The analytic vs continental divide in academic philosophy is basically a divide between a branch of Western philosophy that pretends Marx doesn't exist vs a branch of Western philosophy that at least acknowledges Marx exists but isn't itself Marxism. And it should come as no surprise that in the completely reactionary environment that is the Anglosphere, it's the branch of Western philosophy that rejects Marxism that is completely dominant where you get to read philosophers who spend 200+ pages to prove that 1+1=2 or argue about qualia. It's only recently that students are starting to get taught influenced-by-Marx-but-not-actually-Marxist philosophy.
You read Hegel so when you get to Marx, you can appreciate how Marx took Hegel’s incomprehensible bullshit and turn it into something that even illiterate workers can understand and more importantly, apply towards a liberatory political project.
I had some fun moments when i read Lenin's notes about philosophy and in all other cases he notes something to explain things to himself making it easier to understand, but in case of Hegel he was like a low key "wtf".

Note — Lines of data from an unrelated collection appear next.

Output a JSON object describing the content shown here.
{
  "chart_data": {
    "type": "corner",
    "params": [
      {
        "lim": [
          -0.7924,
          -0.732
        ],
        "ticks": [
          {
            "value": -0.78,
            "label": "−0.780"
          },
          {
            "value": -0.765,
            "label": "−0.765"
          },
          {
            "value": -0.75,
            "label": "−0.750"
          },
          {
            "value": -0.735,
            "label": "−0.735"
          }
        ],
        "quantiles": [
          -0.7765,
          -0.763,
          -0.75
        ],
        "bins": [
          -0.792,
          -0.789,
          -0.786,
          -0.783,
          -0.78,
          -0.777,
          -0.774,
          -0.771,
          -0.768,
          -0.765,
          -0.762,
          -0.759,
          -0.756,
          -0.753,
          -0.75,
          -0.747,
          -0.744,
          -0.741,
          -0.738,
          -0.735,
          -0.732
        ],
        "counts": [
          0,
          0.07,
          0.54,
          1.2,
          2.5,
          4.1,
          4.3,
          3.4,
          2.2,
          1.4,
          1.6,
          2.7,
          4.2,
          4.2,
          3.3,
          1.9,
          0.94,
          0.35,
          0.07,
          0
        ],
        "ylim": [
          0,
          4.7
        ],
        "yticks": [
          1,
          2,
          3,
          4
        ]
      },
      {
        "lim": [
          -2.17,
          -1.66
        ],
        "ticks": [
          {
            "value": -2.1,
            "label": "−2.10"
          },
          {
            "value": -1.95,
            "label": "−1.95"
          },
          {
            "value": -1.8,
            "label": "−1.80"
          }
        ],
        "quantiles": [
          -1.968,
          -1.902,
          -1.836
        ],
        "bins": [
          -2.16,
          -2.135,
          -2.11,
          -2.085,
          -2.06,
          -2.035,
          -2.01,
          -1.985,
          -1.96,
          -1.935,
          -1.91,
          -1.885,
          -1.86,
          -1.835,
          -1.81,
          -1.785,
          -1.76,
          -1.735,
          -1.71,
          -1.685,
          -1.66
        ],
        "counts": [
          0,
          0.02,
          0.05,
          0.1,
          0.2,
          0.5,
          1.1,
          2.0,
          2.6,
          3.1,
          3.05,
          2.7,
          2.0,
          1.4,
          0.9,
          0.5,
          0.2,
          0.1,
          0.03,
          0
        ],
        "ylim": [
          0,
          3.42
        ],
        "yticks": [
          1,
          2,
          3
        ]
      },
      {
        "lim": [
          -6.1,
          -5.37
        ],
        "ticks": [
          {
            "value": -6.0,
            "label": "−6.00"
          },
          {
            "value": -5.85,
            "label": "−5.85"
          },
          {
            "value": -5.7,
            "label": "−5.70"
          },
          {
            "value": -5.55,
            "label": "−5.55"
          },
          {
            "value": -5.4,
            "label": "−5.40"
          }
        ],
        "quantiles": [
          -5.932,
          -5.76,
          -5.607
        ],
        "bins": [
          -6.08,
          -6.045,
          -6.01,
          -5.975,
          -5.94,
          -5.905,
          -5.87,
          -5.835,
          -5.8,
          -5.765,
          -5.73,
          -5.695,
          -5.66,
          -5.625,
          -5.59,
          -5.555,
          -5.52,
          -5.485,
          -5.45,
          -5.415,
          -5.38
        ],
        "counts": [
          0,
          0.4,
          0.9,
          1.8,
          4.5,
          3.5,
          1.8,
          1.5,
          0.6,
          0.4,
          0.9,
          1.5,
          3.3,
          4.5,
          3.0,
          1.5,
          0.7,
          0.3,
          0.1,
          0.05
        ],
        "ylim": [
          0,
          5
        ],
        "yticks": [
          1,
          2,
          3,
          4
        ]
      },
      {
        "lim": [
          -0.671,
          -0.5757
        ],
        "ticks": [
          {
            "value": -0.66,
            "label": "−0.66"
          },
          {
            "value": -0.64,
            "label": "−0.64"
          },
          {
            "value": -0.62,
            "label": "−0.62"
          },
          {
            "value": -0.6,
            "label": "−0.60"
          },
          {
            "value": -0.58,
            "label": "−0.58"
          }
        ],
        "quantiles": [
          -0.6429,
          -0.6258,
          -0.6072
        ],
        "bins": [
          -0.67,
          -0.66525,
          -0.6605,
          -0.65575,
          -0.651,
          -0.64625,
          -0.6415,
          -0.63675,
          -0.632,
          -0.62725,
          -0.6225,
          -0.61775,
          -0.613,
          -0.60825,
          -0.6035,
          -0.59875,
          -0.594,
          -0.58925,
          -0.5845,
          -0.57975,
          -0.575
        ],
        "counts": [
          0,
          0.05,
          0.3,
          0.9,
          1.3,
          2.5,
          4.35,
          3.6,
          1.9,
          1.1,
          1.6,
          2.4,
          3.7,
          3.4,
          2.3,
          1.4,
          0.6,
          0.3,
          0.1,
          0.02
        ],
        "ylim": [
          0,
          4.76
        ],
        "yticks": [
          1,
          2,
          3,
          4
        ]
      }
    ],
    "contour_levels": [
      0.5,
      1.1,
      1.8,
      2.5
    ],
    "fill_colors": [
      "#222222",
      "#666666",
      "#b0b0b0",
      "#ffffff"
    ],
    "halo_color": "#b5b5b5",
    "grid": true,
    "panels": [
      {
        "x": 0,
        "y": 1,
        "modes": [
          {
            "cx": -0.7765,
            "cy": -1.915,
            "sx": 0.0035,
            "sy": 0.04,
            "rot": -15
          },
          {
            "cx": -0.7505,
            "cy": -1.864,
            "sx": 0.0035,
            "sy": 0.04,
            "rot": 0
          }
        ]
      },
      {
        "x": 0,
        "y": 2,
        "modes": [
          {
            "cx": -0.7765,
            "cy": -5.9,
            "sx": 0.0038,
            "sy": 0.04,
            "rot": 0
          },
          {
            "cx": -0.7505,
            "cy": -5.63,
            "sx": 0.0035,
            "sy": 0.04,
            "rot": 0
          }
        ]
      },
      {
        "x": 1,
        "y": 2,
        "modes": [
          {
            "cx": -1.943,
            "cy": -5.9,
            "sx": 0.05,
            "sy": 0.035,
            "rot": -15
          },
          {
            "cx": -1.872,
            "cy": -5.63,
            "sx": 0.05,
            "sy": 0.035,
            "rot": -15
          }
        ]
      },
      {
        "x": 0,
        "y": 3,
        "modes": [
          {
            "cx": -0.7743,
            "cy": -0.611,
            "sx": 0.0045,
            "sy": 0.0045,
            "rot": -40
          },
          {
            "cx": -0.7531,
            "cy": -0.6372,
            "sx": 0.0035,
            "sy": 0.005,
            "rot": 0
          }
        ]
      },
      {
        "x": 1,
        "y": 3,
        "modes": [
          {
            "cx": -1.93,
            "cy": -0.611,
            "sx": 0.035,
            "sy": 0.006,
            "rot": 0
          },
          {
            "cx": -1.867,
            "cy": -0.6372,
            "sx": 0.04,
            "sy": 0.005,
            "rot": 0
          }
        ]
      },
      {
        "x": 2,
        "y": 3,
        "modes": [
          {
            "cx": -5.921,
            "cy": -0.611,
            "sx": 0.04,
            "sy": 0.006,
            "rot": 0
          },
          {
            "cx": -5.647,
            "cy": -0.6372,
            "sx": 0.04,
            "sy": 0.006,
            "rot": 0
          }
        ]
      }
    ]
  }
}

I unironically think that dialectics were basically Marx&Engels attempt to explain concept of feedback loops with language available to them at the time.
Originally I thought philosophy as a discipline was basically so far up its own ass as to be useless, then I took one or two philosophy classes and had some genuine interest, then I got politically engaged and read more philosophy outside of a classroom environment, and ultimately decided my original feeling was mostly correct.

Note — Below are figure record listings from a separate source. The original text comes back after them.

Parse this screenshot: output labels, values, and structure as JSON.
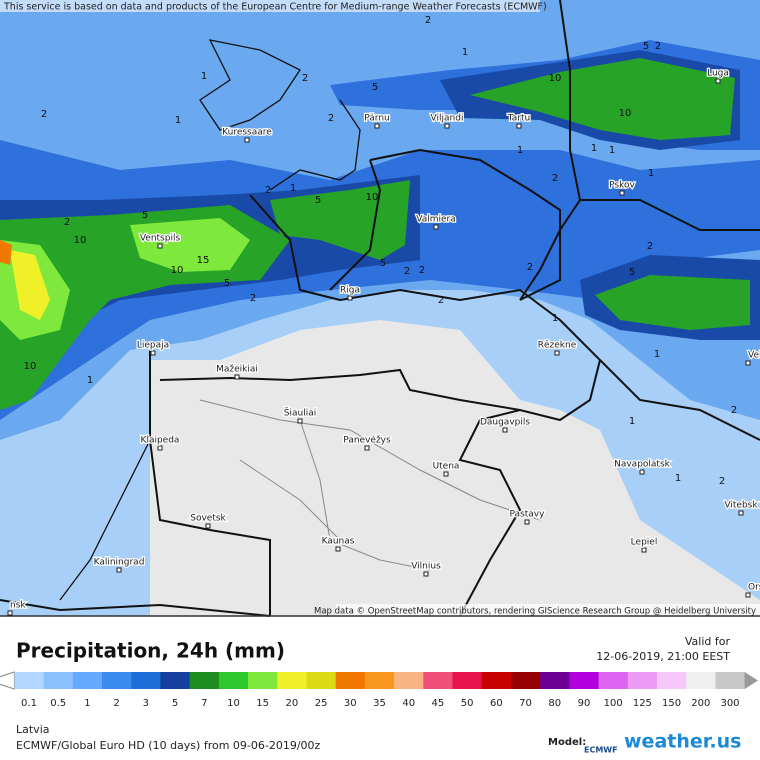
{
  "attribution": "This service is based on data and products of the European Centre for Medium-range Weather Forecasts (ECMWF)",
  "map_credit": "Map data © OpenStreetMap contributors, rendering GIScience Research Group @ Heidelberg University",
  "cities": [
    "Kuressaare",
    "Pärnu",
    "Viljandi",
    "Tartu",
    "Luga",
    "Pskov",
    "Valmiera",
    "Ventspils",
    "Riga",
    "Rēzekne",
    "Liepaja",
    "Mažeikiai",
    "Šiauliai",
    "Daugavpils",
    "Klaipeda",
    "Panevėžys",
    "Utena",
    "Navapolatsk",
    "Vitebsk",
    "Sovetsk",
    "Pastavy",
    "Kaunas",
    "Lepiel",
    "Kaliningrad",
    "Vilnius",
    "Veli",
    "Ors",
    "nsk"
  ],
  "contour_labels": [
    "1",
    "2",
    "5",
    "2",
    "1",
    "10",
    "5",
    "10",
    "1",
    "2",
    "2",
    "1",
    "5",
    "2",
    "10",
    "2",
    "2",
    "5",
    "10",
    "15",
    "10",
    "5",
    "5",
    "2",
    "2",
    "1",
    "2",
    "1",
    "1",
    "10",
    "1",
    "2",
    "1",
    "2",
    "5",
    "1",
    "2",
    "2",
    "1",
    "1",
    "2",
    "1",
    "2"
  ],
  "legend": {
    "title": "Precipitation, 24h (mm)",
    "valid_label": "Valid for",
    "valid_time": "12-06-2019, 21:00 EEST",
    "labels": [
      "0.1",
      "0.5",
      "1",
      "2",
      "3",
      "5",
      "7",
      "10",
      "15",
      "20",
      "25",
      "30",
      "35",
      "40",
      "45",
      "50",
      "60",
      "70",
      "80",
      "90",
      "100",
      "125",
      "150",
      "200",
      "300"
    ],
    "colors": [
      "#b4d7ff",
      "#8cc0ff",
      "#64a8ff",
      "#3c8cf0",
      "#1f6fd8",
      "#1540a0",
      "#1e8c1e",
      "#2ec82e",
      "#7ee83c",
      "#f0f028",
      "#dcdc14",
      "#f07800",
      "#f8961e",
      "#f8b482",
      "#f05078",
      "#e6144b",
      "#c80000",
      "#960000",
      "#6e0096",
      "#b400dc",
      "#dc64f0",
      "#eb9bf5",
      "#f5c8fa",
      "#f0f0f0",
      "#c8c8c8"
    ]
  },
  "footer": {
    "region": "Latvia",
    "model_run": "ECMWF/Global Euro HD (10 days) from 09-06-2019/00z",
    "model_label": "Model:",
    "model_name": "ECMWF",
    "brand": "weather.us"
  }
}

I feel like every time I go down a philosophy rabbit hole I'm getting on a train to go to some destination only to realize after a few circuits that I stepped into a carousel.
The only exception being dialectical materialism because it destroys and remakes itself constantly as the world around it shifts.

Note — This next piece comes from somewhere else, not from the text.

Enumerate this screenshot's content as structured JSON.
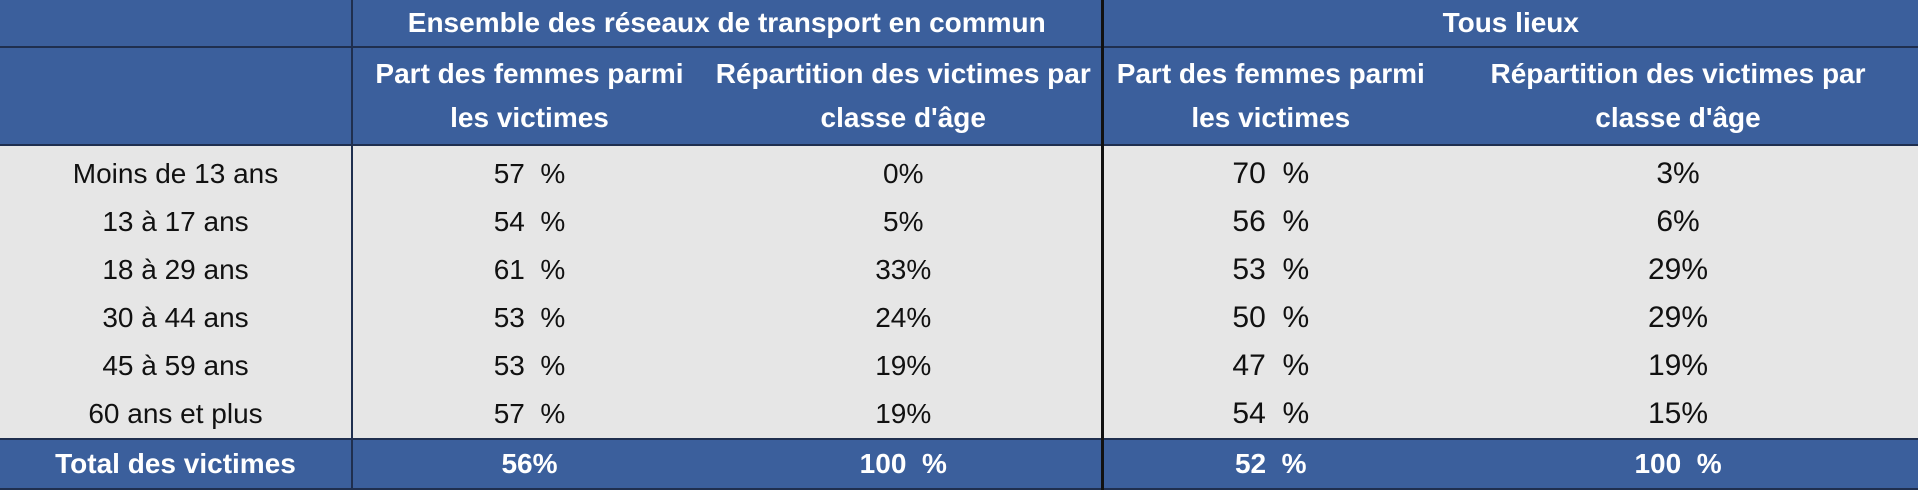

Instead of trying to pigeonhole and describe the world in a system, why not just have the system be the world as it is? Apply the scientific method you fools.
Agree on that too. The basic concept of it though is still pretty rare in philosophy. The fact that your theory is meant to adapt and change over time as you gain more information about the world.
I feel like every time I go down a philosophy rabbit hole I'm getting on a train to go to some destination only to realize after a few circuits that I stepped into a carousel.
The only exception being dialectical materialism because it destroys and remakes itself constantly as the world around it shifts.
This is by design. You really think the ruling class would actually teach people how to actually analyze and change the world? Better to mislead the intelligentsia into getting stuck in mental carousels.